Anthropomorphization strikes me as a big problem in AI safety research. People intuitively ascribe human attributes to AGI, even though humans are only one tiny subset of the space of all possible forms of intelligence.
I would like to compile a list of the most crucial differences between AGI and humans, to help with research. Here are a few to start with:
- Humans can not be copied. AI systems can be copied at will.
- Humans can not reset their state of mind. AI systems can be backed up and reset at will.
- Human thoughts are opaque to ourselves. AI's can be trained to access their own source code and logs of their thought processes.
- Human thoughts are opaque to other humans. An AI's thoughts will probably be incomprehensible to other AI by default, but there is ongoing research to make it transparent. It seems possible to construct a training scheme that encourages AI to keep its own thoughts legible to other AI.
- Humans are relatively sure about the nature of their reality. We never seriously have to ask ourselves if we are currently in a simulation, or the like. It happens in science fiction, and for all we know we really could be in a simulation, but it's not a theory that most people assign a high probability. An AI on the other hand might be trained on a curriculum of games that are all extremely different from each other. It may not have a single model of "true reality" like humans do, but many.
What other differences do you think are important?
I think that AIs being able to access their own thoughts probably needs more work to show that it is actually the case. Certainly the state of the art AIs now, e.g. GPT3 or PaLM, have if anything less access to their own state than people. They can't introspect really, all they can do is process the data that they are given.
Maybe that will change, but as you note, the configuration space of intelligence is large, and it could easily be that we don't end up with that particular ability, it seems to me.
I have similar reservations about the next one, thoughts of others, though you do caveat that one.

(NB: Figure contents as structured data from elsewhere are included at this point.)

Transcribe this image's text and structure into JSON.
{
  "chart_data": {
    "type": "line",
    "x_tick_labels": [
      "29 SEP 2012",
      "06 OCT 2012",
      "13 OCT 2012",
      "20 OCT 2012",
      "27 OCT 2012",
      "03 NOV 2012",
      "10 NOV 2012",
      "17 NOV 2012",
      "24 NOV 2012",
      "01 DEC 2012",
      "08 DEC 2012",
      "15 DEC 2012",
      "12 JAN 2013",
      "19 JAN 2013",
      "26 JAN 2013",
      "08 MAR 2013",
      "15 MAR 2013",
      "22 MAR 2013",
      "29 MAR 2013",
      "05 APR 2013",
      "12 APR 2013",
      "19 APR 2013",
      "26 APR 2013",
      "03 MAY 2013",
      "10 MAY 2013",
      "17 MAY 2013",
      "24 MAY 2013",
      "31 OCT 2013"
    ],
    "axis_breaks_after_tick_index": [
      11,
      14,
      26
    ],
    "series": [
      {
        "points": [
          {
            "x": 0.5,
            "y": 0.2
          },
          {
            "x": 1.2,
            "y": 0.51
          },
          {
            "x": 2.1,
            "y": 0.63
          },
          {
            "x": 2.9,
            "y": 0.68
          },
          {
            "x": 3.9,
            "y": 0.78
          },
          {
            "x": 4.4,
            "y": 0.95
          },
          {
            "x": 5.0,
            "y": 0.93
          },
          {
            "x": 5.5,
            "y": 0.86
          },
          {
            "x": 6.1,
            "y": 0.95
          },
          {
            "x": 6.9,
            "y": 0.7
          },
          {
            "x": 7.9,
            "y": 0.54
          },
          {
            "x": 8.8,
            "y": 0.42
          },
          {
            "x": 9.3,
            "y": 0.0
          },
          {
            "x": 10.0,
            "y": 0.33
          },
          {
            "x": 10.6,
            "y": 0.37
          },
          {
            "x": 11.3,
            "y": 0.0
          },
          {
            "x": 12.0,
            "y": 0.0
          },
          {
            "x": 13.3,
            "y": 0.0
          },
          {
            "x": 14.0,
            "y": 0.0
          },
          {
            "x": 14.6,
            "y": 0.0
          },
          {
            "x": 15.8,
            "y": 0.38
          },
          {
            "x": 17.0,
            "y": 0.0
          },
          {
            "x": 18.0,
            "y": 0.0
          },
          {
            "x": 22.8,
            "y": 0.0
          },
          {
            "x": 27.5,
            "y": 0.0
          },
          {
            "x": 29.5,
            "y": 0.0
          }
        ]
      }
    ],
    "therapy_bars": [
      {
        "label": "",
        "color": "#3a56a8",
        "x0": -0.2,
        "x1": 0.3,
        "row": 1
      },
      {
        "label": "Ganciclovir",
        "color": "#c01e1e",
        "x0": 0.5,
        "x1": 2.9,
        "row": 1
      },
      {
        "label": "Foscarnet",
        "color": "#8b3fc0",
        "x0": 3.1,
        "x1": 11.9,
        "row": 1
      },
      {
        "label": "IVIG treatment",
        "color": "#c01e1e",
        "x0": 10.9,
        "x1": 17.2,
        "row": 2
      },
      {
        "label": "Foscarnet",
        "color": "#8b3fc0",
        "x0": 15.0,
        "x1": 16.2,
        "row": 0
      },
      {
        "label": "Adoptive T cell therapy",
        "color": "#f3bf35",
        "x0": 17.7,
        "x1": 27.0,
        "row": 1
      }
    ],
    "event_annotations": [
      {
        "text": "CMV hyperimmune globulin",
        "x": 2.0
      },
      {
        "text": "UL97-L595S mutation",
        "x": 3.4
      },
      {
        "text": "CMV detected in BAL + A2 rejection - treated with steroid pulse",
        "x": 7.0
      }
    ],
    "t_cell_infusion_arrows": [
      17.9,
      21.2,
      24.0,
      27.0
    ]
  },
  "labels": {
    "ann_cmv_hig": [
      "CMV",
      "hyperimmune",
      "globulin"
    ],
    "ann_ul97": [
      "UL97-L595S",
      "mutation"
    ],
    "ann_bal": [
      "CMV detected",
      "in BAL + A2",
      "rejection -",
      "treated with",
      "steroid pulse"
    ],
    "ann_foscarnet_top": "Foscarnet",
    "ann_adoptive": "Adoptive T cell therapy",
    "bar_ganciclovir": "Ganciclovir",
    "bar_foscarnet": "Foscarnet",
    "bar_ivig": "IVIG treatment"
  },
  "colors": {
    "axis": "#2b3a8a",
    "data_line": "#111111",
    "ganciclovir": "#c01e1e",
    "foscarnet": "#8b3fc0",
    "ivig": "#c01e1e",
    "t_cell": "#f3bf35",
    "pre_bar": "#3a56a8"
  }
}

One thing that might be missing is that humans tend to have a defined location -- I know where I am, and "where I am" has a relatively clear definition. That may not hold for AIs which are much more loosely coupled to the computers running them.
I agree that current AIs can not introspect. My own research has bled into my believes here. I am actually working on this problem, and I expect that we won't get anything like AGI until we have solved this issue. As far as I can tell, an AI that works properly and has any chance to become an AGI will necessarily have to be able to introspect. Many of the big open problems in the field seem to me like they can't be solved precisely because we haven't figured out how to do this, yet.
The "defined location" point you note is intended to be covered by "being sure about the nature of your reality", but it's much more specific, and you are right that it might be worth considering as a separate point.